Beijing (AsiaNews) - The National People's Congress opened today without flowers or red carpet, heeding warnings against excess spending. During their annual gathering, the 3,000 delegates to China's parliament will have until 17 March to approve the transfer of power from Hun Jintao and Wen Jiabao to Xi Jinping and Li Keqiang. Although they will be able to discuss various political matters, the Standing Committee of the Politburo has already decided the main policies. All delegates can do is approve them.
In this morning's session, outgoing Prime Minister Wen Jiabao presented his work report, laying down the guidelines for the future. In a speech that lasted almost 100 minutes, pre-approved by the leadership, Wen set a target of 7.5 per cent growth this year with an inflation target of 3.5 per cent. Overall government spending should go up by ten per cent with the aim of creating more than nine million urban jobs.
As in other years, he criticised the excesses of China's government-directed, investment-heavy economic model, calling growth "unbalanced, uncoordinated and unsustainable". He also noted the growing income gap that has left the public disgruntled and fuelled social unrest.

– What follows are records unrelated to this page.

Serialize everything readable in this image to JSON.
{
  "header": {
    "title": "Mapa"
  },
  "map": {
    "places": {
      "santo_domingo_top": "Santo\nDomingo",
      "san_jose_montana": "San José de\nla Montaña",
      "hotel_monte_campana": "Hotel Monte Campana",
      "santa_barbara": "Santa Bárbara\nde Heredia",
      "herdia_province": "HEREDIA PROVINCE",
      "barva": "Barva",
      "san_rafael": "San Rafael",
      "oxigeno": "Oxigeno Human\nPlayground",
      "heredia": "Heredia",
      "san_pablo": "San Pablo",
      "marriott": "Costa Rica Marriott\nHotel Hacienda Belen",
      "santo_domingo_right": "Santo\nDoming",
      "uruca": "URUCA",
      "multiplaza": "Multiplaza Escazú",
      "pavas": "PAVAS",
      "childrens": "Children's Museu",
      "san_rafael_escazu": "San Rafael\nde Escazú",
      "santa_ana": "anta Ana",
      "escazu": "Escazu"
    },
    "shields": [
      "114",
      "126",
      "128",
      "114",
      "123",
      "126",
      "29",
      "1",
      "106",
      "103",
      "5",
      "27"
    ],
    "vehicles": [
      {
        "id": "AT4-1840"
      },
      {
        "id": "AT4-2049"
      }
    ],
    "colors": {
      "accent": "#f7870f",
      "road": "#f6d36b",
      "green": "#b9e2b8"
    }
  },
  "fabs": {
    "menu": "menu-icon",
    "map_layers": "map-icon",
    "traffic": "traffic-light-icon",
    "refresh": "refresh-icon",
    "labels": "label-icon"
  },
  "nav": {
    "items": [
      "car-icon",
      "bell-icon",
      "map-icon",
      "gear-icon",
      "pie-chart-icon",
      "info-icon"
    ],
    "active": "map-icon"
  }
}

For three times he called for a change in the growth model to reduce waste, stressing the need to develop domestic demand to fill the gap left by stagnant exports at a time when foreign demands is weakened by the world's economic crisis.
"We must make ensuring and improving people's well-being the starting point and goal of all the government's work," Wen explained. This includes improving pensions and the environment as well as reducing energy consumption and pollution of air, water and land. "The state of the environment affects the level of the people's wellbeing and also posterity and the future of our nation," he said.
Corruption was another major issue Wen tackled in his speech, something "We should unwaveringly combat" in order to "strengthen political integrity". In fact, when he became party secretary last November, Xi Jinping said that corruption was destroying the party and its power base.
Not mentioned yesterday, defence spending will go up by "only" 10.7 per cent, down from last year's increase of 11.2 per cent, necessary however according to Wen to "resolutely uphold China's sovereignty, security and territorial integrity", a statement that drew applause from delegates.
No sooner had Wen finished speaking that he and President Hu came in for criticism for failing to keep their promises.
Voices have been raised in the past against corruption, with people in high places calling for top party officials and their families to release information about their revenues and assets. Neither Wen Jiabao nor Xi Jinping has done so. When foreign media took up the issue, Chinese authorities simply blocked them online.
Despite official pronouncements, the environment also got short thrift. In last year's session, the NPC said it would "unwaveringly conserve energy and reduce emissions" and protect the "environment more effectively". In fact, air and water quality got worse.
On the eve of the NPA gathering, many hoped for constructive work on education, health care, poverty, inequality and corruption. Instead, "we only got words," said one young person.